If one dev modifying models impacts the other devs... does that mean that all your devs work on the same database, therefore creating some sort of load-balanced dev environment?
In this case I'm not sure how to deal with it, as dealing with "local but not distributed events" would require some refactoring both of ModelsBuilder and Umbraco Core.
What's wrong with the VS extension though?
Hi @zpqrtbnk, Thanks for the explanation, I can see why it's doing what it's doing now. In answer to your question, yes all of our devs work on the same database (unless they are working on a significantly different branch which would have it's own database). If the site is blind as to whether an event is "distributed" or from the CMS user hitting save on the local machine, then I can see why there's no straightforward solution.

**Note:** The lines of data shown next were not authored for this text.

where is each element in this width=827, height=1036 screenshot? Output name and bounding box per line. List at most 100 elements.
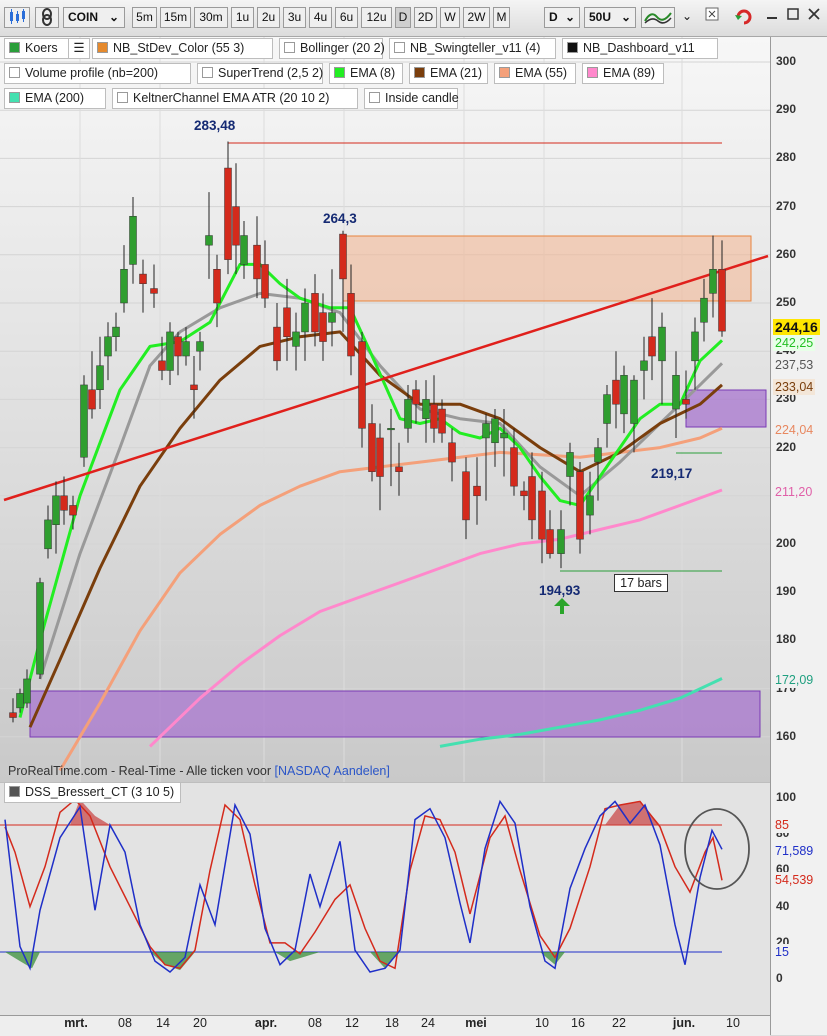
chip-ema-8[interactable]: EMA (8) (329, 63, 403, 84)
close-icon[interactable] (805, 7, 823, 28)
timeframe-2u-button[interactable]: 2u (257, 7, 280, 28)
up-arrow-icon (554, 598, 570, 614)
candle (557, 510, 565, 569)
candle (60, 476, 68, 525)
chip-ema-55[interactable]: EMA (55) (494, 63, 576, 84)
chip-ema-89[interactable]: EMA (89) (582, 63, 664, 84)
timeframe-30m-button[interactable]: 30m (194, 7, 228, 28)
candle (319, 293, 327, 361)
symbol-select[interactable]: COIN ⌄ (63, 7, 125, 28)
candle (430, 375, 438, 443)
chip-volume-profile-nb-200[interactable]: Volume profile (nb=200) (4, 63, 191, 84)
oscillator-tick: 40 (776, 898, 790, 913)
annotation-high-1: 283,48 (194, 118, 236, 133)
chip-label: EMA (8) (350, 66, 396, 80)
timeframe-d-button[interactable]: D (395, 7, 411, 28)
candles-icon[interactable] (4, 7, 30, 28)
bbmid-line (38, 291, 724, 680)
oscillator-panel[interactable] (0, 782, 770, 1015)
chip-nb-dashboard-v11[interactable]: NB_Dashboard_v11 (562, 38, 718, 59)
candle (273, 303, 281, 371)
candle (69, 495, 77, 530)
ema21-tag: 233,04 (773, 379, 816, 395)
chip-keltnerchannel-ema-atr-20-10-2[interactable]: KeltnerChannel EMA ATR (20 10 2) (112, 88, 358, 109)
list-icon[interactable]: ☰ (68, 38, 90, 59)
timeframe-4u-button[interactable]: 4u (309, 7, 332, 28)
indicator-icon[interactable] (641, 7, 675, 28)
toolbar: COIN ⌄ 5m 15m 30m 1u 2u 3u 4u 6u 12u D 2D W 2W M D ⌄ … (0, 0, 827, 37)
chip-supertrend-2-5-2[interactable]: SuperTrend (2,5 2) (197, 63, 323, 84)
dss-blue-value-tag: 71,589 (773, 843, 816, 859)
timeframe-1u-button[interactable]: 1u (231, 7, 254, 28)
time-tick: 08 (118, 1016, 132, 1030)
candle (104, 322, 112, 381)
swatch-icon (334, 67, 345, 78)
candle (462, 457, 470, 540)
candle (240, 221, 248, 279)
support-zone-lower (29, 690, 761, 738)
maximize-icon[interactable] (784, 7, 802, 28)
chip-bollinger-20-2[interactable]: Bollinger (20 2) (279, 38, 385, 59)
candle (603, 384, 611, 448)
candle (473, 457, 481, 525)
timeframe-2d-button[interactable]: 2D (414, 7, 437, 28)
candle (253, 216, 261, 299)
time-tick: jun. (672, 1016, 696, 1030)
period-select[interactable]: D ⌄ (544, 7, 580, 28)
candle (576, 462, 584, 554)
price-tick: 280 (776, 150, 797, 165)
swatch-icon (394, 42, 405, 53)
chip-label: NB_Swingteller_v11 (4) (410, 41, 541, 55)
timeframe-5m-button[interactable]: 5m (132, 7, 157, 28)
swatch-icon (117, 92, 128, 103)
timeframe-6u-button[interactable]: 6u (335, 7, 358, 28)
refresh-icon[interactable] (732, 7, 756, 28)
timeframe-2w-button[interactable]: 2W (463, 7, 490, 28)
bars-count-label: 17 bars (614, 574, 668, 592)
oscillator-fill (540, 952, 565, 965)
timeframe-12u-button[interactable]: 12u (361, 7, 392, 28)
chip-ema-200[interactable]: EMA (200) (4, 88, 106, 109)
candle (630, 375, 638, 453)
candle (368, 404, 376, 482)
oscillator-background (0, 782, 770, 1015)
chip-nb-stdev-color-55-3[interactable]: NB_StDev_Color (55 3) (92, 38, 273, 59)
time-tick: 10 (726, 1016, 740, 1030)
units-select[interactable]: 50U ⌄ (584, 7, 636, 28)
candle (586, 471, 594, 535)
chip-label: DSS_Bressert_CT (3 10 5) (25, 785, 175, 799)
candle (166, 322, 174, 385)
candle (224, 141, 232, 275)
link-icon[interactable] (35, 7, 59, 28)
timeframe-15m-button[interactable]: 15m (160, 7, 191, 28)
timeframe-m-button[interactable]: M (493, 7, 510, 28)
chip-inside-candle[interactable]: Inside candle (364, 88, 459, 109)
chevron-down-icon[interactable]: ⌄ (681, 9, 693, 23)
swatch-icon (587, 67, 598, 78)
candle (292, 312, 300, 371)
minimize-icon[interactable] (763, 7, 781, 28)
chip-dss-bressert[interactable]: DSS_Bressert_CT (3 10 5) (4, 782, 182, 803)
candle (422, 380, 430, 443)
candle (190, 356, 198, 419)
candle (150, 264, 158, 308)
close-small-icon[interactable] (703, 7, 721, 28)
candle (328, 269, 336, 347)
chip-ema-21[interactable]: EMA (21) (409, 63, 488, 84)
candle (672, 351, 680, 438)
price-chart[interactable] (0, 37, 770, 782)
timeframe-w-button[interactable]: W (440, 7, 460, 28)
source-text: ProRealTime.com - Real-Time - Alle ticke… (8, 764, 275, 778)
price-axis: 3002902802702602502402302202102001901801… (770, 37, 827, 1035)
time-tick: apr. (254, 1016, 278, 1030)
timeframe-3u-button[interactable]: 3u (283, 7, 306, 28)
chip-label: NB_Dashboard_v11 (583, 41, 695, 55)
candle (520, 481, 528, 511)
exchange-link[interactable]: [NASDAQ Aandelen] (274, 764, 390, 778)
price-tick: 290 (776, 102, 797, 117)
time-tick: 12 (345, 1016, 359, 1030)
chip-nb-swingteller-v11-4[interactable]: NB_Swingteller_v11 (4) (389, 38, 556, 59)
chip-label: KeltnerChannel EMA ATR (20 10 2) (133, 91, 330, 105)
time-tick: 16 (571, 1016, 585, 1030)
price-tick: 180 (776, 632, 797, 647)
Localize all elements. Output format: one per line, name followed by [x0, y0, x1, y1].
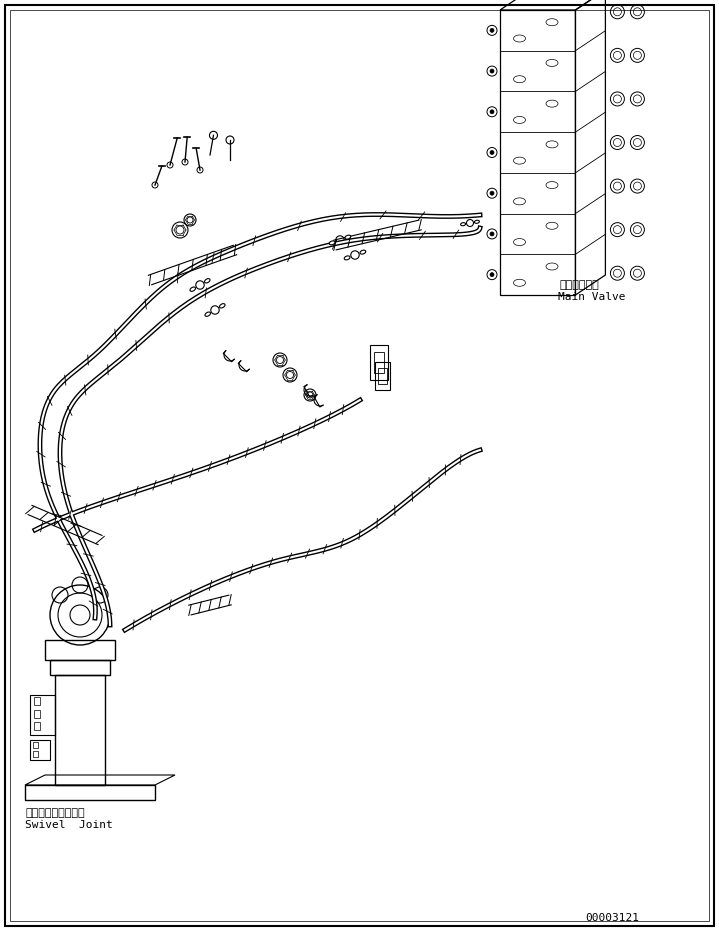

There's nothing "wrong" with the VS extension, we just don't find it as convenient and we find it speeds up development to automate things, and also makes sure that developers keep minor changes checked in that they might otherwise forget. Purely a quality of life thing.
Closing this one
It seems that when one developer makes a doctype change on his or her machine, the other developers get doctype changes on their local builds. This causes confusion when they want to commit files as they have changes that they aren't expecting having not done anything in the CMS.
I expected LiveAppData to generate the files when you hit "Save" but only on that particular instance. I assume ModelsBuilder is just watching for doctype changes though rather than hooking into the event, since it seems to propagate out on all the other developer instances.
Is there any workaround for this? We may have to go back to the Visual Studio tool approach otherwise, which I don't like, as front-end developers particularly are confused by doctype changes on their instances.